Chega do lado B. Ou A, conforme as perspetivas. “À partida, os investidores são todos bons”. É tempo dos bons exemplos. Ou antes, de um “belicismo” exemplo: o Famalicão. “Tem investidores identificados e é um bom exemplo do que se pode fazer em termos de investimento”, aponta. “Trazer jogadores de qualidade, investir nos adeptos e nos sócios, na marca, na comunicação e nas infraestruturas desportivas. Faz engrandecer o símbolo como um todo”, descreve.

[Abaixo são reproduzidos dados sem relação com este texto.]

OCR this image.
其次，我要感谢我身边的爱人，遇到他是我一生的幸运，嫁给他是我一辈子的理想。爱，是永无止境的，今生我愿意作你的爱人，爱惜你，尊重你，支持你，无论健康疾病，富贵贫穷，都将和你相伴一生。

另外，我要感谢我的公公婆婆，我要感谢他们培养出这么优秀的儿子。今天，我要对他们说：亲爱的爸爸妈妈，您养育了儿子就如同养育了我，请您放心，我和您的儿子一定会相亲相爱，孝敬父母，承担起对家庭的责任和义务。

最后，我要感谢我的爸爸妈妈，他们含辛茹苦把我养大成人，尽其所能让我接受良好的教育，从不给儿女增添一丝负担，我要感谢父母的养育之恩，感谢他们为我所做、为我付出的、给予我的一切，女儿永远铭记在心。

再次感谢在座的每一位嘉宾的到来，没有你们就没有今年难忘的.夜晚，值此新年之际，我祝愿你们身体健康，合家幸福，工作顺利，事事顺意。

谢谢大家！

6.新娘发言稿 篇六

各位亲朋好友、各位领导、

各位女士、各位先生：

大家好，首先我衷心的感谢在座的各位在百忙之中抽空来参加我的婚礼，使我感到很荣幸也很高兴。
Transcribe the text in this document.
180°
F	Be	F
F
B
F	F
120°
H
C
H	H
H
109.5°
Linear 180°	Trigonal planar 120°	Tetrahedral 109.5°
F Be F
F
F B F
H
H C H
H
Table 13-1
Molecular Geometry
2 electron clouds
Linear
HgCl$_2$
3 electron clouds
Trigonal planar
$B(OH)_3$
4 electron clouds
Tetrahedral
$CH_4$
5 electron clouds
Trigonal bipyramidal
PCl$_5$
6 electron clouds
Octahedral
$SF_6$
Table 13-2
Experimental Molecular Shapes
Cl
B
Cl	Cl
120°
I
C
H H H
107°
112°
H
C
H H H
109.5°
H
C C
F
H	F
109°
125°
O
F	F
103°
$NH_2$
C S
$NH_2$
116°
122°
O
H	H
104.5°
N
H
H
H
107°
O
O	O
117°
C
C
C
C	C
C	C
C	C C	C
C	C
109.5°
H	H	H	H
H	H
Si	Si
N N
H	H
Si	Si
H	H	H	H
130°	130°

“Nos últimos quatro anos, o governo mostrou-se alérgico ao futebol”

A equipa do Distrito de Braga está em primeiro lugar na Liga NOS. Vindo da Liga PRO (2ª divisão), poucos são aqueles, que na sua racionalidade, acreditam que será campeão nacional. No entanto, está no topo da tabela e a animar (foram a Alvalade vencer o Sporting, crónico candidato ao título nacional) este arranque de época.

No futebol a conversa é corrente. Fala-se dos quadros competitivos, da necessidade de competitividade nos campeonatos, alternância de vencedores, mas a verdade, nua e crua, é que os campeões são sempre os mesmos, com honrosas exceções.

Para Fernando Veiga Gomes, os quadros competitivos “encaixam” na meta proposta pela Liga de Clubes e pelo presidente, Pedro Proença, de colocar a liga portuguesa na posição 6 do ranking da UEFA. “Temos jogadores e todas as condições para competir e com as ligas atrás dos 5 Grandes. Por isso, é essencial a questão dos direitos audiovisuais centralizados. Os quadros competitivos encaixam nessa resposta”, sustenta o advogado da Abreu Associados.

“Nos últimos quatro anos o governo mostrou-se alérgico ao futebol, muito equidistante”, critica, trazendo à discussão o que sucedeu noutros campeonatos. “Na Itália e em Espanha, o governo agiu. Espanha centralizou e as receitas triplicaram. 

“Portugal exporta mais jogadores de futebol que cortiça. Basta um João Félix”

A indústria do futebol português não quer ganhar dinheiro”, questiona. “Portugal exporta mais jogadores de futebol que cortiça. Basta um João Félix”, exclama.

“Temos uma indústria que devemos acarinhá-la. E se a indústria não se entende, tem de ser por decreto de lei, se não, mantém-se o status quo”, alerta.

“Há clubes que venderam os direitos até 2028, depois, em 2025, vão estender contratos para ter antecipação de receitas e vamos andar sempre nisso. Há que colocar uma pedra, ver quem vendeu até mais tarde e colocar um limite. Ninguém vende a partir daí e depois negociar todos juntos”, sugere. “Mexe em interesses instalados de que tem 80 por cento das receitas, entram em campo com orçamento de 90 milhões com outros com 5 milhões”, aponta.